Kenya is set to approve clinical trial for repurposed drugs under the World Health Organisation’s (WHO) Solidarity Study, joining the international effort to find a Covid-19 cure.
Ministry of Health Chief Administrative Secretary Rashid Aman said Tuesday the government was in the final stages of setting the rules for conducting the clinical trials for the drugs recommended by the WHO.
“These trials have not kicked off in Kenya because we have a procedure for approving clinical trials that we follow. That process is ongoing and will be approved very soon, after which we will go ahead to recruit patients who are in these facilities for this study,” said Dr Aman.
“Some countries have already moved forward and some level of data is out. The solidarity trials are meant to collect as much information as possible across the globe.”
Those selected for trials include the Remdesivir, previously tested as an Ebola, Middle East Respiratory Syndrome (MERs-CoV) and Severe Acute Respiratory Syndrome (SARS) treatment drug.
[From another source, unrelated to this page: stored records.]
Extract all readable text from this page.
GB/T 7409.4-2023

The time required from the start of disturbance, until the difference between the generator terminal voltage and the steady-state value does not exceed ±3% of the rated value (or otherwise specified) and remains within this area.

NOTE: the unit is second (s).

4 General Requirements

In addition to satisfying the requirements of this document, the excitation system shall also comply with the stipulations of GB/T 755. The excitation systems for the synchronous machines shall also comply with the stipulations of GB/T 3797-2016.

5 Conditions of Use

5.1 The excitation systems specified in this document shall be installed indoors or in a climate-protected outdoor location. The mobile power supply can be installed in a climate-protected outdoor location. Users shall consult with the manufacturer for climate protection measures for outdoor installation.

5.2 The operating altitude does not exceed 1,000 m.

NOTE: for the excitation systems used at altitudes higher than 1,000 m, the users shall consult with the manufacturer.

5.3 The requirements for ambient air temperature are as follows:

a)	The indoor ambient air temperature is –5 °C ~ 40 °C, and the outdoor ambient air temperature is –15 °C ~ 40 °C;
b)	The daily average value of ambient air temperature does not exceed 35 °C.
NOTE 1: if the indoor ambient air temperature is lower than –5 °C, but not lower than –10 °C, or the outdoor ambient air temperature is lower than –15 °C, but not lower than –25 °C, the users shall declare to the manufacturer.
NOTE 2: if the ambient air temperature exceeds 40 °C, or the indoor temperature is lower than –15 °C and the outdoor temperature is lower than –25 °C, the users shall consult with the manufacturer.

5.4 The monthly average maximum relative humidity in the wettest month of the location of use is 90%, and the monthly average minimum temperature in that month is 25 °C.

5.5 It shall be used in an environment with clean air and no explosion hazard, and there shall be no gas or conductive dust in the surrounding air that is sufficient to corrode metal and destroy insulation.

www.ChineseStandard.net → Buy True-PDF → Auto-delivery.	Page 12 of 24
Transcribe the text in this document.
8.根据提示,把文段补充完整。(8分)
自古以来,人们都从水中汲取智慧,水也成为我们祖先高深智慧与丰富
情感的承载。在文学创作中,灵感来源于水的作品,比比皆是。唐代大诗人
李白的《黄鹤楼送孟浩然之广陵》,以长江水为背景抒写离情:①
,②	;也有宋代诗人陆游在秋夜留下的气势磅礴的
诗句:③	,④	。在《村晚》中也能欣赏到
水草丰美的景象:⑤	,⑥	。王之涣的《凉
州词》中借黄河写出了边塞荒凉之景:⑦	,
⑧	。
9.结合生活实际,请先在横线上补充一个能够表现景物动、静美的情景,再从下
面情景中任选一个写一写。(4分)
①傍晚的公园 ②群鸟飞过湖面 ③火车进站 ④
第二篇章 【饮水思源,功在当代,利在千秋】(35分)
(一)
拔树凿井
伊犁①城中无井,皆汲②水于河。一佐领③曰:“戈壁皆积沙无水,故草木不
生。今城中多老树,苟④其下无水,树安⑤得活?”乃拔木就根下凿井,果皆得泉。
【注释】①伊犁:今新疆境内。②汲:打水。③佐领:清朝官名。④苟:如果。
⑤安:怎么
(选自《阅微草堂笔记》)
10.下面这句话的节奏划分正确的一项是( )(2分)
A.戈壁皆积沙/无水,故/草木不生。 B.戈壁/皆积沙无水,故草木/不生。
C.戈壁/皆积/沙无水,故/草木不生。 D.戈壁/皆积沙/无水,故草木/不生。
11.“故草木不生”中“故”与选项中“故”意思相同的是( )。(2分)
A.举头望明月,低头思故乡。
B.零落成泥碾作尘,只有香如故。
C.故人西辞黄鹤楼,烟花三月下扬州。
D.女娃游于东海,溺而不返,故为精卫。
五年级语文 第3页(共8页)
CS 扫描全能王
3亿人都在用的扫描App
Others are Liponavir/Ritonavir used to treat HIV with beta-1a and Hydroxychloroquine used to treat and prevent malaria. Hydroxychloroquine has since been withdrawn as a treatment drug for Covid-19 by the WHO.
Dr Aman disclosed the plan to start the clinical trials at a media briefing in Nairobi on Tuesday while confirming 62 new Covid-19 cases, bringing the national tally to 1,348.
Recoveries now stand at 405 after three more people were discharged from hospital.
Countries enrolled on the WHO study will be required to continuously administer specific drugs on certain groups of patients.
The final and comprehensive findings of the study will be published in March 2021.
On Monday, the WHO put a “temporary pause” on the use of Hydroxychloroquine to treat Covid-19 due to safety concerns.